Cosa cerca The Holdovers negli anni ‘70?
Quel che è sicuro è che, ricalcando il modo di fare film di un tempo a Hollywood - anche con una scrittura che qua e là prende a prestito il meglio del modo di scrivere dialoghi nel presente - Payne gira un perfetto crowd pleaser, un film che finisce per dare agli spettatori quel tepore nel petto che tanto desiderano. È abbastanza conservatore da piacere ai più anziani, ha abbastanza adolescenti ribelli da parlare ai ragazzi, da avvincere i cultori dei collegi inglesi, di Donna Tartt e dell’estetica Dark Academia (gente che sta su TikTok, decisamente sotto i 25), è abbastanza curato nel suo ricalcare il passato da solleticare l’interesse dei cinefili, è abbastanza pedagogico da finire nei cineforum delle scuole.

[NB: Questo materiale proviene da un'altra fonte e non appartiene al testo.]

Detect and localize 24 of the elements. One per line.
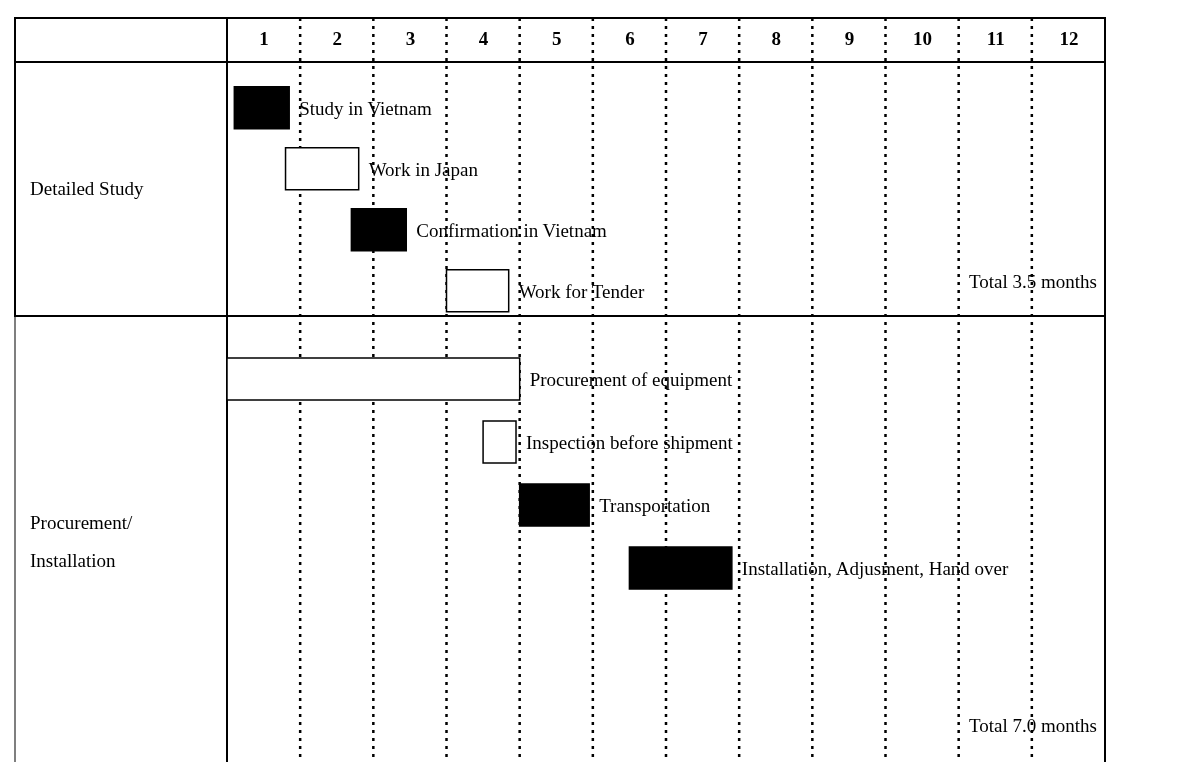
x-tick-label: 6: [625, 28, 635, 49]
x-tick-label: 10: [913, 28, 933, 49]
x-tick-label: 12: [1059, 28, 1079, 49]
x-tick-label: 7: [698, 28, 709, 49]
text: Detailed Study: [30, 178, 144, 199]
y-tick-label: Inspection before shipment: [526, 432, 734, 453]
y-tick-label: Work for Tender: [518, 280, 645, 302]
x-tick-label: 8: [771, 28, 781, 49]
y-tick-label: Confirmation in Vietnam: [416, 219, 608, 241]
y-tick-label: Work in Japan: [368, 158, 479, 180]
y-tick-label: Study in Vietnam: [299, 97, 432, 119]
y-tick-label: Transportation: [599, 495, 711, 516]
annotation: Total 3.5 months: [969, 271, 1097, 292]
x-tick-label: 1: [259, 28, 269, 49]
x-tick-label: 9: [844, 28, 855, 49]
x-tick-label: 4: [478, 28, 489, 49]
x-tick-label: 3: [405, 28, 416, 49]
y-tick-label: Installation, Adjusment, Hand over: [741, 558, 1010, 579]
x-tick-label: 2: [332, 28, 342, 49]
x-tick-label: 11: [986, 28, 1005, 49]
y-tick-label: Procurement of equipment: [529, 369, 733, 390]
x-tick-label: 5: [552, 28, 562, 49]
text: Total 7.0 months: [969, 715, 1097, 736]
text: Procurement/ Installation: [30, 512, 134, 571]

Cosa ci consegna però The Holdovers, un film emozionante ma infinitamente meno personale di Nebraska,precedente film di Payne? Soprattutto una sorta di nostalgia per un tempo forse più rigido, più conservatore, ricolmo però di contatti umani veri, di valori veri. O almeno è questo che il film suggerisce, sottostimando la complessità dell’epoca a cui guarda (anche solo vista attraverso il cinema che ha generato), rimanendo ben recluso in un ambiente volutamente separato, limitato, “mantenuto” oltre il tempo normale, come suggerisce il titolo.

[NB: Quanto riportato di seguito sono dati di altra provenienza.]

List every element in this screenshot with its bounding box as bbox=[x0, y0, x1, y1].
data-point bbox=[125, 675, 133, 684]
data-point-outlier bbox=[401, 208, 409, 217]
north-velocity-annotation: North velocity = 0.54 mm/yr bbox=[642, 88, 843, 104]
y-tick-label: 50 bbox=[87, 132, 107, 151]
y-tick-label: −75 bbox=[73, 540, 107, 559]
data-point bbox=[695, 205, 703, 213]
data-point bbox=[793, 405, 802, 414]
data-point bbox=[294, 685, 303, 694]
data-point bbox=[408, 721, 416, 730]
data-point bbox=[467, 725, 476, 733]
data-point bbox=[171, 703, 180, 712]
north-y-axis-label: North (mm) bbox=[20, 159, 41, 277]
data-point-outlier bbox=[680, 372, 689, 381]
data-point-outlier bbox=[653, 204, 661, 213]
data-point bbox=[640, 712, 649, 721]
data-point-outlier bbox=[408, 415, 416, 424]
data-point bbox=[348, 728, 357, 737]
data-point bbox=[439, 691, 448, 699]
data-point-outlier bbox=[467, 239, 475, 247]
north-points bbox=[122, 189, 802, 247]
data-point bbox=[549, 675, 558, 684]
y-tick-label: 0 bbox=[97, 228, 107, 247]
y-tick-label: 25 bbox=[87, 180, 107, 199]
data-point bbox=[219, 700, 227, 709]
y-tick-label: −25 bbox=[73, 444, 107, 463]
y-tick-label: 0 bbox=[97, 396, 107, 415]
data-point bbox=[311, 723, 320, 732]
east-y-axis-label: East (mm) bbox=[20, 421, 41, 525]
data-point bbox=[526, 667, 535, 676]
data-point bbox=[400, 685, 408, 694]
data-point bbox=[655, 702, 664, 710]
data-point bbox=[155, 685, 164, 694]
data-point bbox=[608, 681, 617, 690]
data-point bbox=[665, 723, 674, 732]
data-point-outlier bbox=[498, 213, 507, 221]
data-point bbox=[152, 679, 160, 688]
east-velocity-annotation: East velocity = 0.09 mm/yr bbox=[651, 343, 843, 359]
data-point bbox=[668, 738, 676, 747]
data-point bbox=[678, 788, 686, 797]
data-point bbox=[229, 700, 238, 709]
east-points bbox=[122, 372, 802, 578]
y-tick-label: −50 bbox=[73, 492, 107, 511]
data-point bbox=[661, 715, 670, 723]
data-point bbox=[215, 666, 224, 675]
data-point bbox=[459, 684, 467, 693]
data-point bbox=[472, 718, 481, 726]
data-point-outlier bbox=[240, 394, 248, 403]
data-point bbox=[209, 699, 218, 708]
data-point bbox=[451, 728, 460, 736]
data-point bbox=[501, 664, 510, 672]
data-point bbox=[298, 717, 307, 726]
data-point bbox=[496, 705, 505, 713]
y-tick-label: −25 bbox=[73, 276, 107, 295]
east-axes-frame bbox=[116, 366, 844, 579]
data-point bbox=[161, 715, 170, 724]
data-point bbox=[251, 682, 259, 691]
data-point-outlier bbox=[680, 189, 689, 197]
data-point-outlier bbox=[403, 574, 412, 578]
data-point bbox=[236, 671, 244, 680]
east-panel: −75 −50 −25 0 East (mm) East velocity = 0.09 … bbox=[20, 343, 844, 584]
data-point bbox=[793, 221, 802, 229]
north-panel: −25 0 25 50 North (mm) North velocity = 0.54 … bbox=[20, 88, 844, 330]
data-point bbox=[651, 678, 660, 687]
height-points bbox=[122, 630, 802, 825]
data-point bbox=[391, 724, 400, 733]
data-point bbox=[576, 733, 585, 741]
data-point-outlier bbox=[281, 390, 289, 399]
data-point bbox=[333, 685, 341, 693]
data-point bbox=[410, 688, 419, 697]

La verità di Holdovers è sottile e scivolosa. Il film si deve barricare in una scuola deserta per sfuggire al cinema degli anni ‘70, come ben fa notare un ottimo articolo del New Yorker. The Holdovers trova insomma il modo di ovviare alle parti più spinose da raccontare, sia nel passato sia nel presente, tornando a quella Hollywood che nel cinema vedeva se non una scappatoia, una superficie opaca che riflette appena delle forme, senza restituire un’immagine nitida. In The Holdovers il conflitto che ha definito quell’era, l’impegno, la politicizzazione di ogni espressione dell’essere è presente ma sterilizzato, diluito, allungato, fino a diventare irrilevante. È un film più interessato al concetto di “come diventare uomini” delle specifiche di cosa significasse farlo in quel momento.

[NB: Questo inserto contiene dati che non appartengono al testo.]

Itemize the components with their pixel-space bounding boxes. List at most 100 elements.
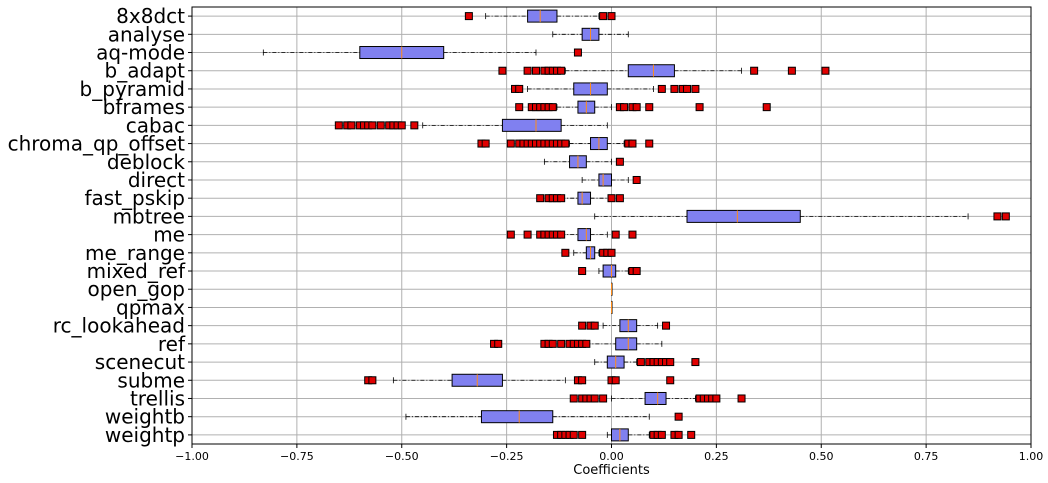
outlier-point bbox=[368, 121, 377, 130]
box-analyse bbox=[552, 27, 629, 41]
box-mixed_ref bbox=[578, 264, 641, 278]
outlier-point bbox=[531, 66, 540, 75]
outlier-point bbox=[569, 394, 578, 403]
box-qpmax bbox=[611, 300, 613, 314]
x-tick-label: 0.50 bbox=[809, 450, 834, 463]
outlier-point bbox=[536, 194, 545, 203]
boxes-layer bbox=[262, 9, 1010, 442]
y-tick-label: deblock bbox=[107, 150, 185, 174]
outlier-point bbox=[590, 321, 599, 330]
y-tick-label: qpmax bbox=[116, 295, 185, 319]
y-tick-label: open_gop bbox=[87, 277, 185, 301]
outlier-point bbox=[691, 84, 700, 93]
outlier-point bbox=[645, 103, 654, 112]
box-b_adapt bbox=[498, 64, 830, 78]
outlier-point bbox=[666, 358, 675, 367]
outlier-point bbox=[666, 376, 675, 385]
box-iqr bbox=[615, 337, 638, 351]
box-bframes bbox=[515, 100, 771, 114]
outlier-point bbox=[368, 376, 377, 385]
y-tick-label: scenecut bbox=[95, 350, 185, 374]
x-tick-label: −1.00 bbox=[175, 450, 209, 463]
box-ref bbox=[490, 337, 663, 351]
outlier-point bbox=[494, 339, 503, 348]
y-tick-label: me_range bbox=[85, 241, 185, 265]
x-tick-label: 1.00 bbox=[1019, 450, 1044, 463]
outlier-point bbox=[674, 430, 683, 439]
outlier-point bbox=[573, 48, 582, 57]
y-tick-label: analyse bbox=[108, 22, 185, 46]
outlier-point bbox=[582, 339, 591, 348]
box-fast_pskip bbox=[536, 191, 624, 205]
outlier-point bbox=[607, 12, 616, 21]
x-tick-label: 0.75 bbox=[914, 450, 939, 463]
box-iqr bbox=[577, 228, 592, 242]
outlier-point bbox=[691, 358, 700, 367]
box-scenecut bbox=[594, 355, 700, 369]
outlier-point bbox=[645, 139, 654, 148]
box-direct bbox=[581, 173, 641, 187]
box-iqr bbox=[602, 264, 617, 278]
y-tick-label: me bbox=[153, 223, 185, 247]
box-iqr bbox=[501, 118, 562, 132]
x-tick-label: −0.25 bbox=[490, 450, 524, 463]
outlier-point bbox=[611, 376, 620, 385]
outlier-point bbox=[712, 394, 721, 403]
box-subme bbox=[364, 373, 675, 387]
outlier-point bbox=[523, 66, 532, 75]
box-iqr bbox=[527, 9, 558, 23]
outlier-point bbox=[615, 194, 624, 203]
outlier-point bbox=[578, 376, 587, 385]
y-tick-label: aq-mode bbox=[96, 41, 185, 65]
outlier-point bbox=[523, 230, 532, 239]
box-mbtree bbox=[594, 209, 1010, 223]
box-weightb bbox=[405, 410, 683, 424]
outlier-point bbox=[657, 84, 666, 93]
box-iqr bbox=[686, 209, 801, 223]
outlier-point bbox=[548, 103, 557, 112]
outlier-point bbox=[590, 394, 599, 403]
outlier-point bbox=[599, 394, 608, 403]
box-deblock bbox=[543, 155, 624, 169]
outlier-point bbox=[481, 139, 490, 148]
outlier-point bbox=[632, 103, 641, 112]
outlier-point bbox=[1001, 212, 1010, 221]
box-iqr bbox=[644, 391, 667, 405]
x-axis-label: Coefficients bbox=[573, 463, 650, 478]
outlier-point bbox=[347, 121, 356, 130]
outlier-point bbox=[578, 430, 587, 439]
outlier-point bbox=[506, 139, 515, 148]
y-tick-label: cabac bbox=[126, 113, 185, 137]
x-tick-labels: −1.00 −0.75 −0.50 −0.25 0.00 0.25 0.50 0.75 1.00 bbox=[175, 444, 1043, 463]
outlier-point bbox=[632, 175, 641, 184]
y-tick-label: chroma_qp_offset bbox=[8, 132, 186, 156]
outlier-point bbox=[578, 267, 587, 276]
outlier-point bbox=[557, 194, 566, 203]
box-aq-mode bbox=[262, 46, 582, 60]
outlier-point bbox=[615, 157, 624, 166]
outlier-point bbox=[662, 321, 671, 330]
y-tick-label: subme bbox=[117, 368, 185, 392]
box-rc_lookahead bbox=[578, 319, 671, 333]
x-tick-label: 0.25 bbox=[704, 450, 729, 463]
outlier-point bbox=[674, 412, 683, 421]
outlier-point bbox=[397, 121, 406, 130]
y-tick-label: trellis bbox=[130, 386, 185, 410]
outlier-point bbox=[607, 248, 616, 257]
outlier-point bbox=[821, 66, 830, 75]
outlier-point bbox=[607, 194, 616, 203]
y-tick-label: mixed_ref bbox=[87, 259, 186, 283]
y-tick-label: 8x8dct bbox=[116, 4, 185, 28]
y-tick-label: weightp bbox=[105, 423, 185, 447]
outlier-point bbox=[548, 339, 557, 348]
y-tick-label: b_adapt bbox=[105, 59, 186, 83]
outlier-point bbox=[498, 66, 507, 75]
box-trellis bbox=[569, 391, 746, 405]
outlier-point bbox=[750, 66, 759, 75]
outlier-point bbox=[670, 84, 679, 93]
outlier-point bbox=[611, 230, 620, 239]
y-tick-label: b_pyramid bbox=[80, 77, 185, 101]
x-tick-label: 0.00 bbox=[599, 450, 624, 463]
box-chroma_qp_offset bbox=[477, 137, 654, 151]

Sono scelte di campo e di regia, che spesso dividono i film che fanno la storia, quelli che graffiano e quelli che rimangono nel cuore. The Holdover punta palesemente a quest’ultimo traguardo e ha tutte le carte per riuscirci. Fa impressione pensare però come un film imperfetto come Armageddon Time di James Gray, ambientato venti anni più tardi e basato al contrario su una storia profondamente personale e autobiografica, sia stato in grado di raccontare con complessità ben maggiore un’epoca che il suo cineasta ricorda, come Payne, attraverso la sua giovinezza.
Rating: Tutti
Durata: 133'
Nazione: Stati Uniti
Voto
Redazione
The Holdovers - Lezioni di vita
Payne restaura l’antica arte dei crowd pleaser, girando un film perfetto per il presente, che dal passato seleziona il meglio, lasciandosi dietro però i conflitti che lo hanno costruito e rappresentato. The Holdovers è un film sul crescere a qualsiasi età e ritrovare sé stessi che si confina dentro uno spazio limitato per guardare nell’animo dei suoi personaggi, con tutti i pregi e i difetti che questa reclusione comporta. Merita la visione anche solo per una delle tre notevoli performance dei protagonisti del film.